Using telephone screening data for a NIH-funded clinical laboratory study of toxicant exposure associated with B&M use, latent class analysis (LCA) was used to classify 331 African American B&M smokers’ based on daily use, average daily consumption, preference for flavors, preference for product design tips, and product modification behaviors.


Results showed five classes, three of which (Daily-Hypers, Daily-Flavored, and Heavy-Daily-Hypers) reflected daily use and average daily consumption rate ranging between 2.7 and 8.9 B&M cigarillos per day. Non-Daily-Hypers and Non-Daily-Flavored classes represented non-daily use patterns and averaged less than 1.0 B&M cigarillo per day. Both sets of classes defined by daily users and non-daily users included smokers who preferred flavored tobacco and who practiced product modification techniques involving hyping and blunting.

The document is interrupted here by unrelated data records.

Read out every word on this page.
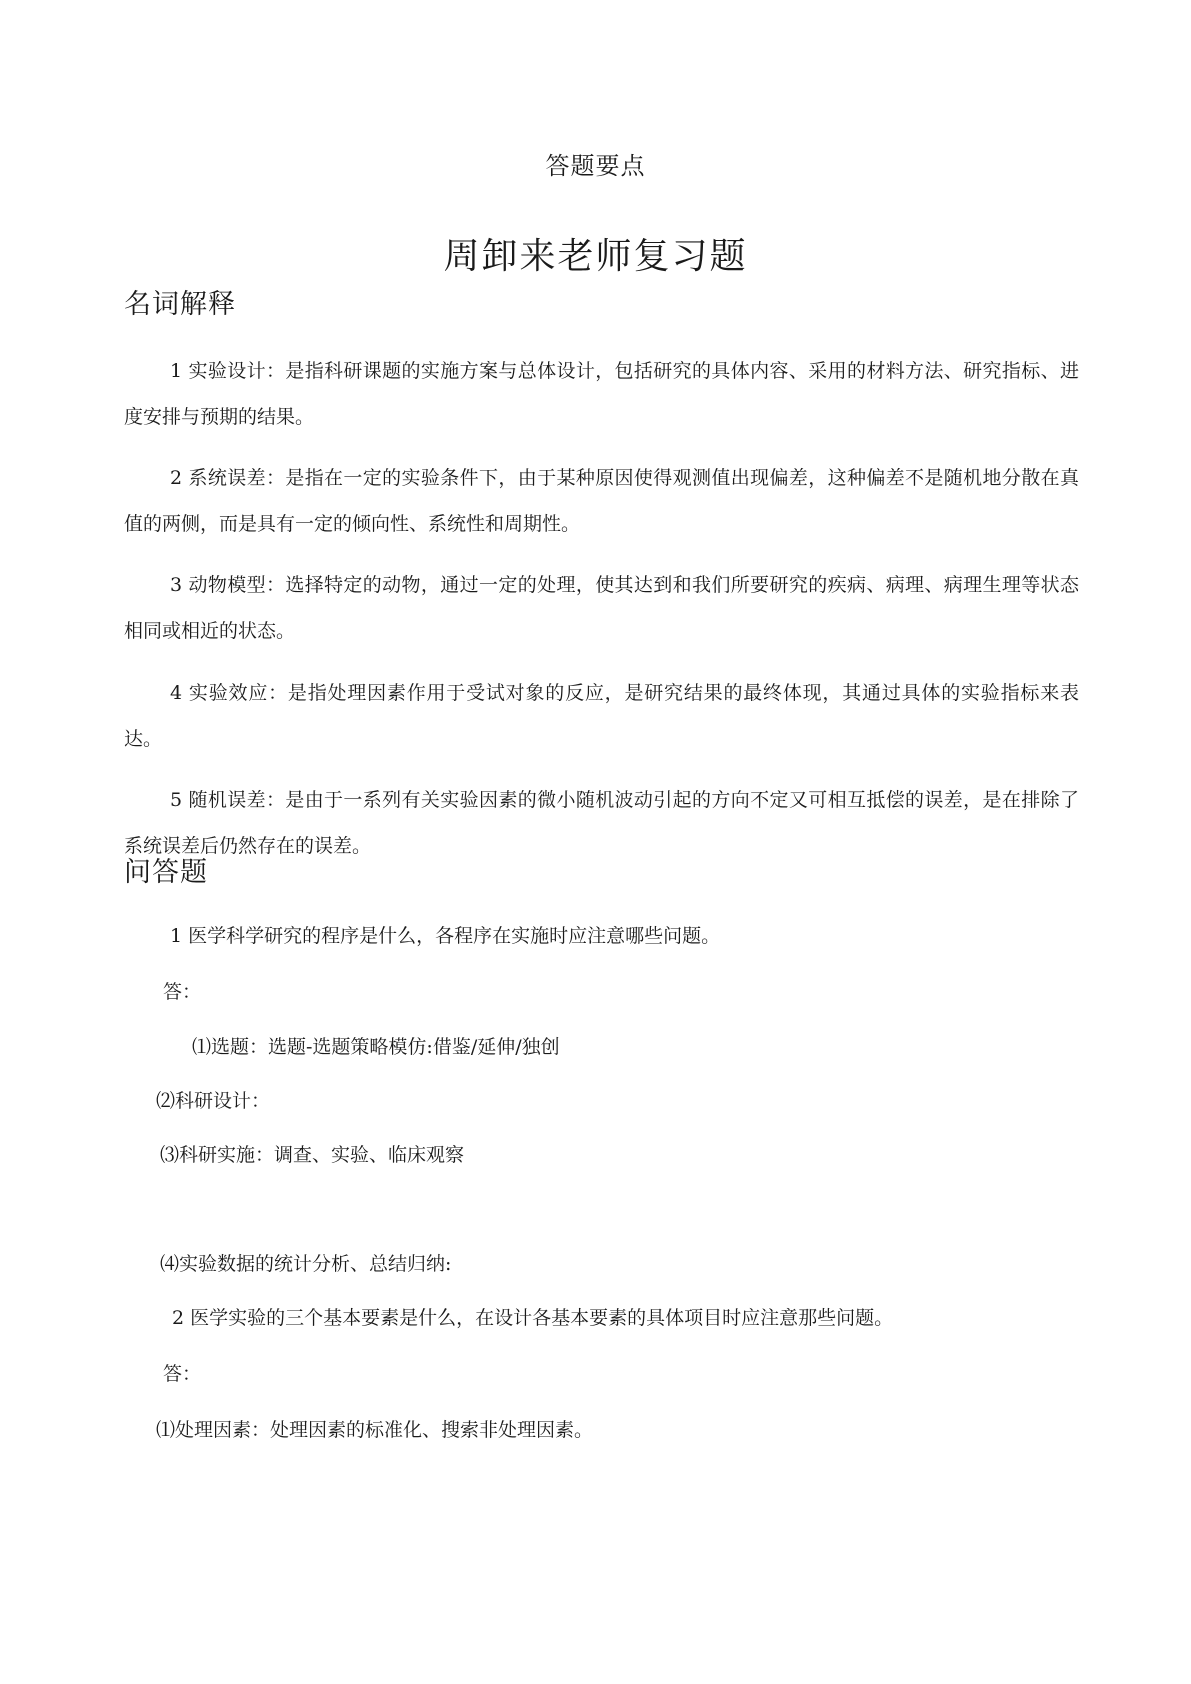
答题要点
周卸来老师复习题
名词解释
1 实验设计：是指科研课题的实施方案与总体设计，包括研究的具体内容、采用的材料方法、研究指标、进度安排与预期的结果。
2 系统误差：是指在一定的实验条件下，由于某种原因使得观测值出现偏差，这种偏差不是随机地分散在真值的两侧，而是具有一定的倾向性、系统性和周期性。
3 动物模型：选择特定的动物，通过一定的处理，使其达到和我们所要研究的疾病、病理、病理生理等状态相同或相近的状态。
4 实验效应：是指处理因素作用于受试对象的反应，是研究结果的最终体现，其通过具体的实验指标来表达。
5 随机误差：是由于一系列有关实验因素的微小随机波动引起的方向不定又可相互抵偿的误差，是在排除了系统误差后仍然存在的误差。
问答题
1 医学科学研究的程序是什么，各程序在实施时应注意哪些问题。
答：
⑴选题：选题-选题策略模仿:借鉴/延伸/独创
⑵科研设计：
⑶科研实施：调查、实验、临床观察
⑷实验数据的统计分析、总结归纳:
2 医学实验的三个基本要素是什么，在设计各基本要素的具体项目时应注意那些问题。
答：
⑴处理因素：处理因素的标准化、搜索非处理因素。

Latent class analysis is a useful method to detect subtle differences in B&M product preferences and smoking behaviors among African Americans. Study findings highlight the importance of developing tailored interventions that consider within group differences in order to reduce the prevalence of cigarillo smoking among those with the greatest burden.

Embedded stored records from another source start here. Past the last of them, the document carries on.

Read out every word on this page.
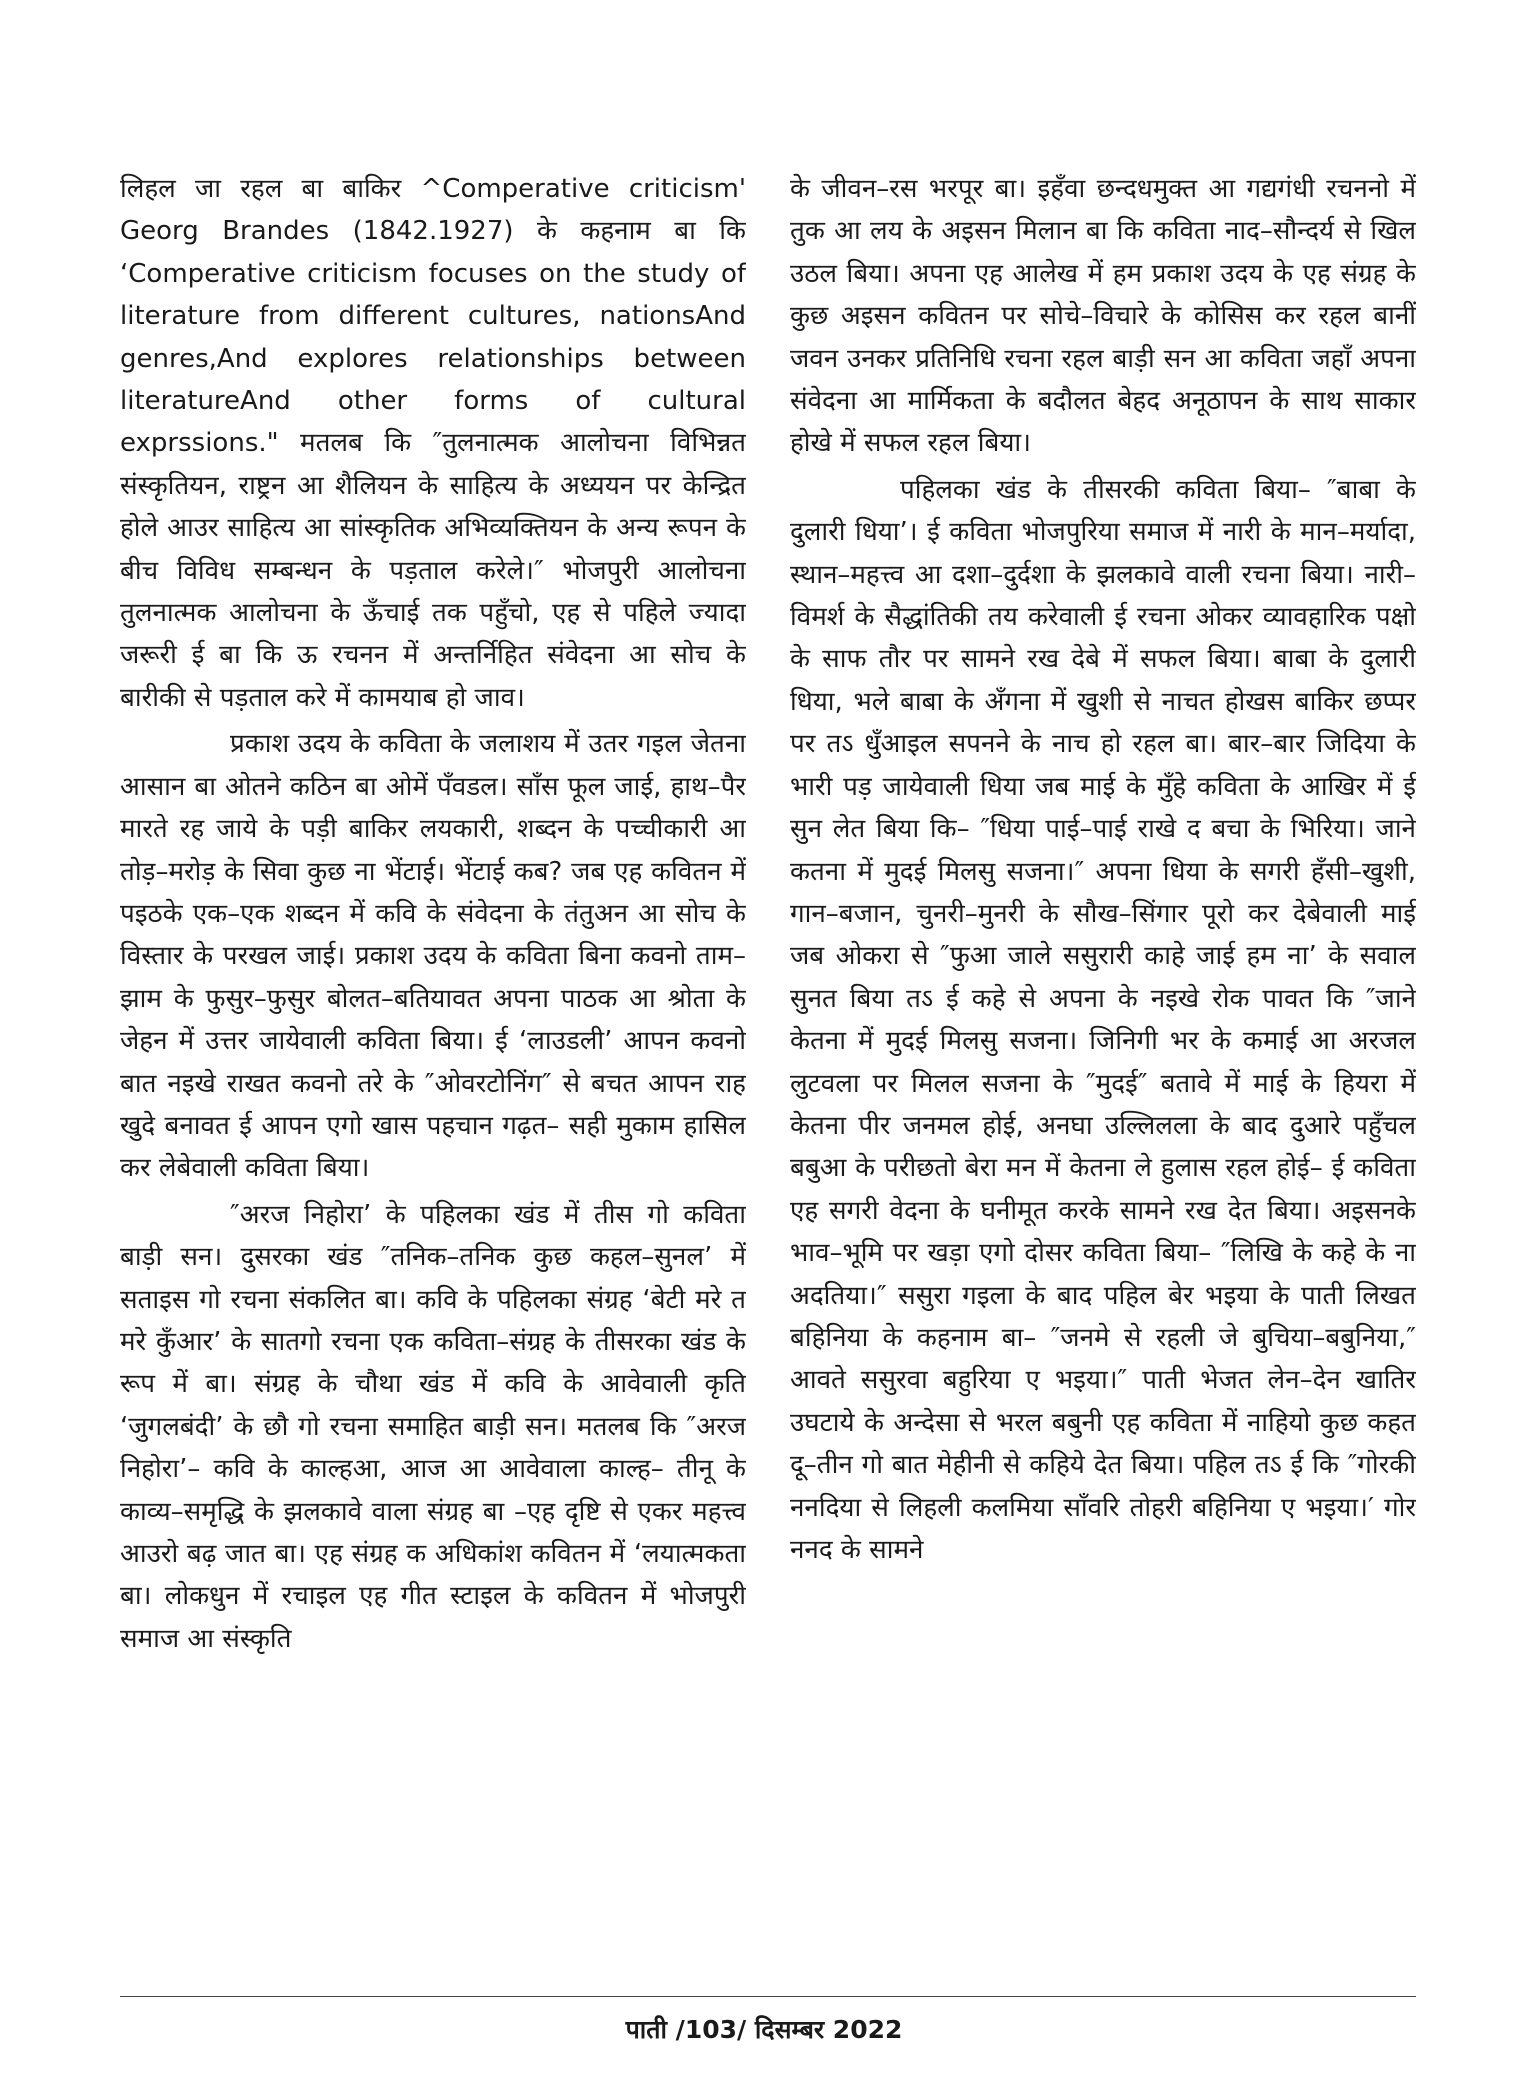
लिहल जा रहल बा बाकिर ^Comperative criticism' Georg Brandes (1842.1927) के कहनाम बा कि ‘Comperative criticism focuses on the study of literature from different cultures, nationsAnd genres,And explores relationships between literatureAnd other forms of cultural exprssions." मतलब कि ″तुलनात्मक आलोचना विभिन्नत संस्कृतियन, राष्ट्रन आ शैलियन के साहित्य के अध्ययन पर केन्द्रित होले आउर साहित्य आ सांस्कृतिक अभिव्यक्तियन के अन्य रूपन के बीच विविध सम्बन्धन के पड़ताल करेले।″ भोजपुरी आलोचना तुलनात्मक आलोचना के ऊँचाई तक पहुँचो, एह से पहिले ज्यादा जरूरी ई बा कि ऊ रचनन में अन्तर्निहित संवेदना आ सोच के बारीकी से पड़ताल करे में कामयाब हो जाव।

प्रकाश उदय के कविता के जलाशय में उतर गइल जेतना आसान बा ओतने कठिन बा ओमें पँवडल। साँस फूल जाई, हाथ–पैर मारते रह जाये के पड़ी बाकिर लयकारी, शब्दन के पच्चीकारी आ तोड़–मरोड़ के सिवा कुछ ना भेंटाई। भेंटाई कब? जब एह कवितन में पइठके एक–एक शब्दन में कवि के संवेदना के तंतुअन आ सोच के विस्तार के परखल जाई। प्रकाश उदय के कविता बिना कवनो ताम–झाम के फुसुर–फुसुर बोलत–बतियावत अपना पाठक आ श्रोता के जेहन में उत्तर जायेवाली कविता बिया। ई ‘लाउडली’ आपन कवनो बात नइखे राखत कवनो तरे के ″ओवरटोनिंग″ से बचत आपन राह खुदे बनावत ई आपन एगो खास पहचान गढ़त– सही मुकाम हासिल कर लेबेवाली कविता बिया।

″अरज निहोरा’ के पहिलका खंड में तीस गो कविता बाड़ी सन। दुसरका खंड ″तनिक–तनिक कुछ कहल–सुनल’ में सताइस गो रचना संकलित बा। कवि के पहिलका संग्रह ‘बेटी मरे त मरे कुँआर’ के सातगो रचना एक कविता–संग्रह के तीसरका खंड के रूप में बा। संग्रह के चौथा खंड में कवि के आवेवाली कृति ‘जुगलबंदी’ के छौ गो रचना समाहित बाड़ी सन। मतलब कि ″अरज निहोरा’– कवि के काल्हआ, आज आ आवेवाला काल्ह– तीनू के काव्य–समृद्धि के झलकावे वाला संग्रह बा –एह दृष्टि से एकर महत्त्व आउरो बढ़ जात बा। एह संग्रह क अधिकांश कवितन में ‘लयात्मकता बा। लोकधुन में रचाइल एह गीत स्टाइल के कवितन में भोजपुरी समाज आ संस्कृति

के जीवन–रस भरपूर बा। इहँवा छन्दधमुक्त आ गद्यगंधी रचननो में तुक आ लय के अइसन मिलान बा कि कविता नाद–सौन्दर्य से खिल उठल बिया। अपना एह आलेख में हम प्रकाश उदय के एह संग्रह के कुछ अइसन कवितन पर सोचे–विचारे के कोसिस कर रहल बानीं जवन उनकर प्रतिनिधि रचना रहल बाड़ी सन आ कविता जहाँ अपना संवेदना आ मार्मिकता के बदौलत बेहद अनूठापन के साथ साकार होखे में सफल रहल बिया।

पहिलका खंड के तीसरकी कविता बिया– ″बाबा के दुलारी धिया’। ई कविता भोजपुरिया समाज में नारी के मान–मर्यादा, स्थान–महत्त्व आ दशा–दुर्दशा के झलकावे वाली रचना बिया। नारी–विमर्श के सैद्धांतिकी तय करेवाली ई रचना ओकर व्यावहारिक पक्षो के साफ तौर पर सामने रख देबे में सफल बिया। बाबा के दुलारी धिया, भले बाबा के अँगना में खुशी से नाचत होखस बाकिर छप्पर पर तऽ धुँआइल सपनने के नाच हो रहल बा। बार–बार जिदिया के भारी पड़ जायेवाली धिया जब माई के मुँहे कविता के आखिर में ई सुन लेत बिया कि– ″धिया पाई–पाई राखे द बचा के भिरिया। जाने कतना में मुदई मिलसु सजना।″ अपना धिया के सगरी हँसी–खुशी, गान–बजान, चुनरी–मुनरी के सौख–सिंगार पूरो कर देबेवाली माई जब ओकरा से ″फुआ जाले ससुरारी काहे जाई हम ना’ के सवाल सुनत बिया तऽ ई कहे से अपना के नइखे रोक पावत कि ″जाने केतना में मुदई मिलसु सजना। जिनिगी भर के कमाई आ अरजल लुटवला पर मिलल सजना के ″मुदई″ बतावे में माई के हियरा में केतना पीर जनमल होई, अनघा उल्लिलला के बाद दुआरे पहुँचल बबुआ के परीछतो बेरा मन में केतना ले हुलास रहल होई– ई कविता एह सगरी वेदना के घनीमूत करके सामने रख देत बिया। अइसनके भाव–भूमि पर खड़ा एगो दोसर कविता बिया– ″लिखि के कहे के ना अदतिया।″ ससुरा गइला के बाद पहिल बेर भइया के पाती लिखत बहिनिया के कहनाम बा– ″जनमे से रहली जे बुचिया–बबुनिया,″ आवते ससुरवा बहुरिया ए भइया।″ पाती भेजत लेन–देन खातिर उघटाये के अन्देसा से भरल बबुनी एह कविता में नाहियो कुछ कहत दू–तीन गो बात मेहीनी से कहिये देत बिया। पहिल तऽ ई कि ″गोरकी ननदिया से लिहली कलमिया साँवरि तोहरी बहिनिया ए भइया।′ गोर ननद के सामने

पाती /103/ दिसम्बर 2022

The current study is the first to identify unique subgroups of African American B&M smokers based on cigarillo use behaviors and associated characteristics. Latent class analyses may prove useful for understanding other subgroups of tobacco users. Current findings concerning patterns of LCC use illustrate how future tobacco cessation and prevention interventions may be tailored for African American smokers.